The biodiversity hotspot for conservation of New Caledonia has facing high levels of forest fragmentation. Remnant forests are critical for biodiversity conservation and can help in understanding how does forest fragmentation affect tree communities.

Objective

Determine the effect of habitat configuration and availability on tree communities.

Methods

We mapped forest in a 60 km2 landscape and sampled 93 tree communities in 52 forest fragments following stratified random sampling. At each sampling point, we inventoried all trees with a diameter at breast height ≥10 cm within a radius of 10 m. We then analysed the response of the composition, the structure and the richness of tree communities to the fragment size and isolation, distance from the edge, as well as the topographical position.

Results

Our results showed that the distance from the forest edge was the variable that explained the greatest observed variance in tree assemblages.

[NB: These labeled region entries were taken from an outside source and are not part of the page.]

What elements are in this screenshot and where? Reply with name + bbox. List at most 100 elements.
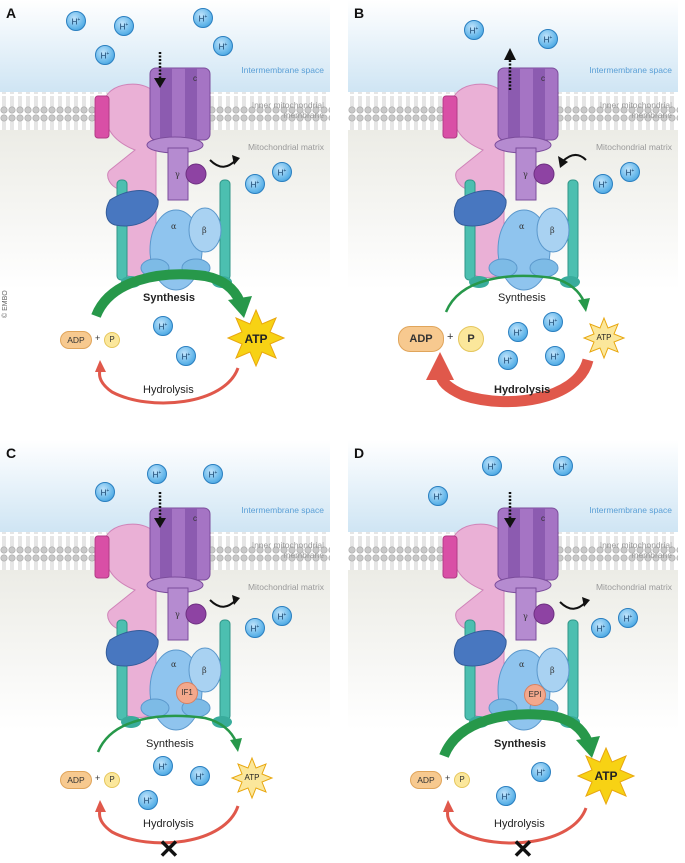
synthesis-label: Synthesis: [494, 738, 546, 750]
blocked-x-icon: ✕: [512, 834, 534, 860]
synthesis-label: Synthesis: [498, 292, 546, 304]
proton-ion: H+: [138, 790, 158, 810]
panel-a: A © EMBO Intermembrane space Inner mitoc…: [0, 0, 330, 420]
if1-inhibitor: IF1: [176, 682, 198, 704]
proton-ion: H+: [190, 766, 210, 786]
adp-pill: ADP: [410, 771, 442, 789]
subunit-label-gamma: γ: [523, 612, 528, 621]
proton-ion: H+: [213, 36, 233, 56]
proton-ion: H+: [553, 456, 573, 476]
phosphate-circle: P: [104, 772, 120, 788]
subunit-label-beta: β: [550, 666, 555, 675]
copyright-notice: © EMBO: [2, 290, 9, 318]
panel-b-illustration: [348, 0, 678, 408]
region-label-inner-membrane: Inner mitochondrial membrane: [599, 100, 672, 120]
proton-ion: H+: [593, 174, 613, 194]
subunit-label-c: c: [193, 514, 197, 523]
panel-d: D Intermembrane space Inner mitochondria…: [348, 440, 678, 860]
atp-label: ATP: [596, 333, 612, 342]
proton-ion: H+: [496, 786, 516, 806]
subunit-label-gamma: γ: [175, 610, 180, 619]
proton-ion: H+: [508, 322, 528, 342]
subunit-label-gamma: γ: [523, 170, 528, 179]
region-label-inner-membrane: Inner mitochondrial membrane: [251, 540, 324, 560]
subunit-label-alpha: α: [519, 660, 525, 669]
subunit-label-c: c: [541, 74, 545, 83]
region-label-intermembrane: Intermembrane space: [589, 505, 672, 515]
subunit-label-alpha: α: [519, 222, 525, 231]
proton-ion: H+: [428, 486, 448, 506]
plus-sign: +: [95, 773, 101, 783]
proton-ion: H+: [618, 608, 638, 628]
proton-ion: H+: [272, 606, 292, 626]
atp-label: ATP: [244, 773, 260, 782]
proton-ion: H+: [147, 464, 167, 484]
region-label-intermembrane: Intermembrane space: [589, 65, 672, 75]
proton-ion: H+: [538, 29, 558, 49]
subunit-label-beta: β: [202, 666, 207, 675]
panel-c: C Intermembrane space Inner mitochondria…: [0, 440, 330, 860]
proton-ion: H+: [114, 16, 134, 36]
panel-label: D: [354, 445, 365, 461]
panel-label: A: [6, 5, 17, 21]
region-label-matrix: Mitochondrial matrix: [247, 582, 324, 592]
hydrolysis-label: Hydrolysis: [143, 818, 194, 830]
panel-c-illustration: [0, 440, 330, 845]
region-label-intermembrane: Intermembrane space: [241, 505, 324, 515]
subunit-label-beta: β: [202, 226, 207, 235]
adp-pill: ADP: [60, 771, 92, 789]
plus-sign: +: [447, 331, 454, 343]
proton-ion: H+: [498, 350, 518, 370]
proton-ion: H+: [464, 20, 484, 40]
proton-ion: H+: [272, 162, 292, 182]
hydrolysis-label: Hydrolysis: [143, 384, 194, 396]
region-label-inner-membrane: Inner mitochondrial membrane: [599, 540, 672, 560]
phosphate-circle: P: [454, 772, 470, 788]
proton-ion: H+: [545, 346, 565, 366]
adp-pill: ADP: [60, 331, 92, 349]
epi-inhibitor: EPI: [524, 684, 546, 706]
atp-label: ATP: [594, 769, 618, 783]
hydrolysis-label: Hydrolysis: [494, 818, 545, 830]
subunit-label-c: c: [193, 74, 197, 83]
region-label-matrix: Mitochondrial matrix: [595, 142, 672, 152]
proton-ion: H+: [95, 482, 115, 502]
plus-sign: +: [445, 773, 451, 783]
region-label-intermembrane: Intermembrane space: [241, 65, 324, 75]
blocked-x-icon: ✕: [158, 834, 180, 860]
proton-ion: H+: [153, 756, 173, 776]
panel-label: C: [6, 445, 17, 461]
subunit-label-alpha: α: [171, 222, 177, 231]
synthesis-label: Synthesis: [146, 738, 194, 750]
subunit-label-alpha: α: [171, 660, 177, 669]
proton-ion: H+: [203, 464, 223, 484]
proton-ion: H+: [66, 11, 86, 31]
region-label-matrix: Mitochondrial matrix: [247, 142, 324, 152]
proton-ion: H+: [591, 618, 611, 638]
panel-label: B: [354, 5, 365, 21]
proton-ion: H+: [620, 162, 640, 182]
proton-ion: H+: [176, 346, 196, 366]
proton-ion: H+: [531, 762, 551, 782]
proton-ion: H+: [153, 316, 173, 336]
region-label-matrix: Mitochondrial matrix: [595, 582, 672, 592]
subunit-label-gamma: γ: [175, 170, 180, 179]
subunit-label-c: c: [541, 514, 545, 523]
phosphate-circle: P: [104, 332, 120, 348]
proton-ion: H+: [245, 618, 265, 638]
adp-pill: ADP: [398, 326, 444, 352]
synthesis-label: Synthesis: [143, 292, 195, 304]
proton-ion: H+: [543, 312, 563, 332]
panel-d-illustration: [348, 440, 678, 845]
proton-ion: H+: [95, 45, 115, 65]
proton-ion: H+: [482, 456, 502, 476]
atp-label: ATP: [244, 332, 268, 346]
phosphate-circle: P: [458, 326, 484, 352]
panel-b: B Intermembrane space Inner mitochondria…: [348, 0, 678, 420]
region-label-inner-membrane: Inner mitochondrial membrane: [251, 100, 324, 120]
subunit-label-beta: β: [550, 226, 555, 235]
plus-sign: +: [95, 333, 101, 343]
panel-a-illustration: [0, 0, 330, 405]
hydrolysis-label: Hydrolysis: [494, 384, 551, 396]
proton-ion: H+: [245, 174, 265, 194]
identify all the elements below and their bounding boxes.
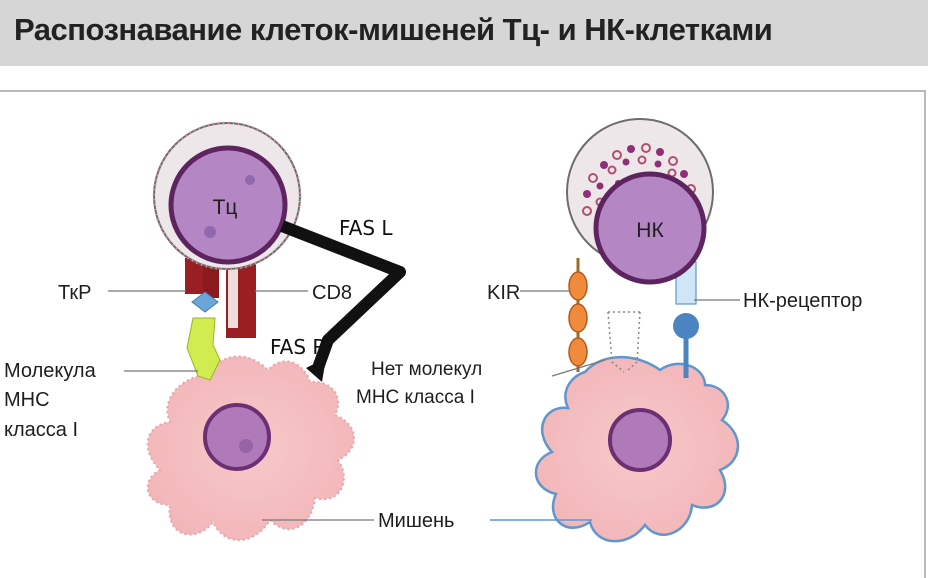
diagram-title: Распознавание клеток-мишеней Тц- и НК-кл…	[14, 12, 773, 47]
nk-cell: НК	[566, 118, 714, 285]
mhc-label-line3: класса I	[4, 419, 78, 441]
no-mhc-label-line2: MHC класса I	[356, 387, 475, 408]
cd8-label: CD8	[312, 282, 352, 304]
nk-receptor-label: НК-рецептор	[743, 290, 862, 312]
mhc-label-line1: Молекула	[4, 360, 97, 382]
empty-mhc-outline	[607, 311, 641, 373]
diagram-frame	[0, 90, 926, 578]
left-target-cell	[146, 355, 356, 542]
mhc-class-i-molecule	[186, 317, 221, 381]
nk-receptor	[673, 261, 699, 378]
kir-receptor	[568, 258, 588, 372]
kir-label: KIR	[487, 282, 520, 304]
no-mhc-label-line1: Нет молекул	[371, 359, 482, 380]
cd8-coreceptor	[226, 258, 256, 338]
target-label: Мишень	[378, 510, 454, 532]
fas-l-label: FAS L	[339, 216, 393, 240]
nk-cell-label: НК	[636, 219, 664, 242]
fas-ligand-arrow	[279, 220, 406, 382]
right-target-cell	[534, 355, 740, 543]
tc-cell-label: Тц	[213, 196, 238, 219]
title-bar: Распознавание клеток-мишеней Тц- и НК-кл…	[0, 0, 928, 66]
fas-r-label: FAS R	[270, 335, 326, 359]
tcr-label: ТкР	[58, 282, 91, 304]
no-mhc-leader-line	[551, 359, 606, 377]
tc-cell: Тц	[152, 121, 302, 271]
mhc-label-line2: MHC	[4, 389, 50, 411]
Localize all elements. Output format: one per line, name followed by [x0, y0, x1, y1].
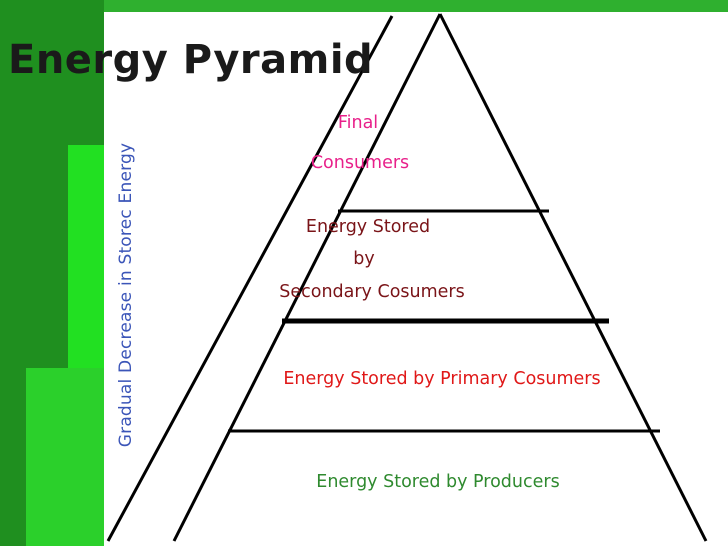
tier-1-line-2: Consumers — [310, 153, 410, 173]
pyramid-right-edge — [438, 13, 708, 542]
tier-2-line-1: Energy Stored — [305, 217, 431, 237]
tier-2-line-3: Secondary Cosumers — [279, 282, 465, 302]
slide-title: Energy Pyramid — [8, 37, 374, 83]
outer-slope-line — [106, 15, 394, 542]
tier-2-line-2: by — [353, 249, 375, 269]
tier-1-line-1: Final — [337, 113, 379, 133]
tier-3-line-1: Energy Stored by Primary Cosumers — [283, 369, 601, 389]
white-panel — [104, 12, 728, 546]
tier-4-line-1: Energy Stored by Producers — [316, 472, 560, 492]
pyramid-left-edge — [172, 13, 442, 542]
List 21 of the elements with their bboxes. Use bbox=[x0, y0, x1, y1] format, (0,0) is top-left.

We observed a decrease in the abundance and richness of animal-dispersed trees as well as a decrease in the abundance of large trees with increasing proximity to forest edges. Near forest edges we found a shift in species composition with a dominance of stress-tolerant pioneer species.

Conclusions

Edge-effects are likely to be the main processes that affect remnant forest tree communities after about a century of forest fragmentation. It results in retrogressive successions at the edges leading to a dominance of stress-tolerant species. The vegetation surrounding fragments should be protected to promote the long process of forest extension and subsequently reduce edge-effects.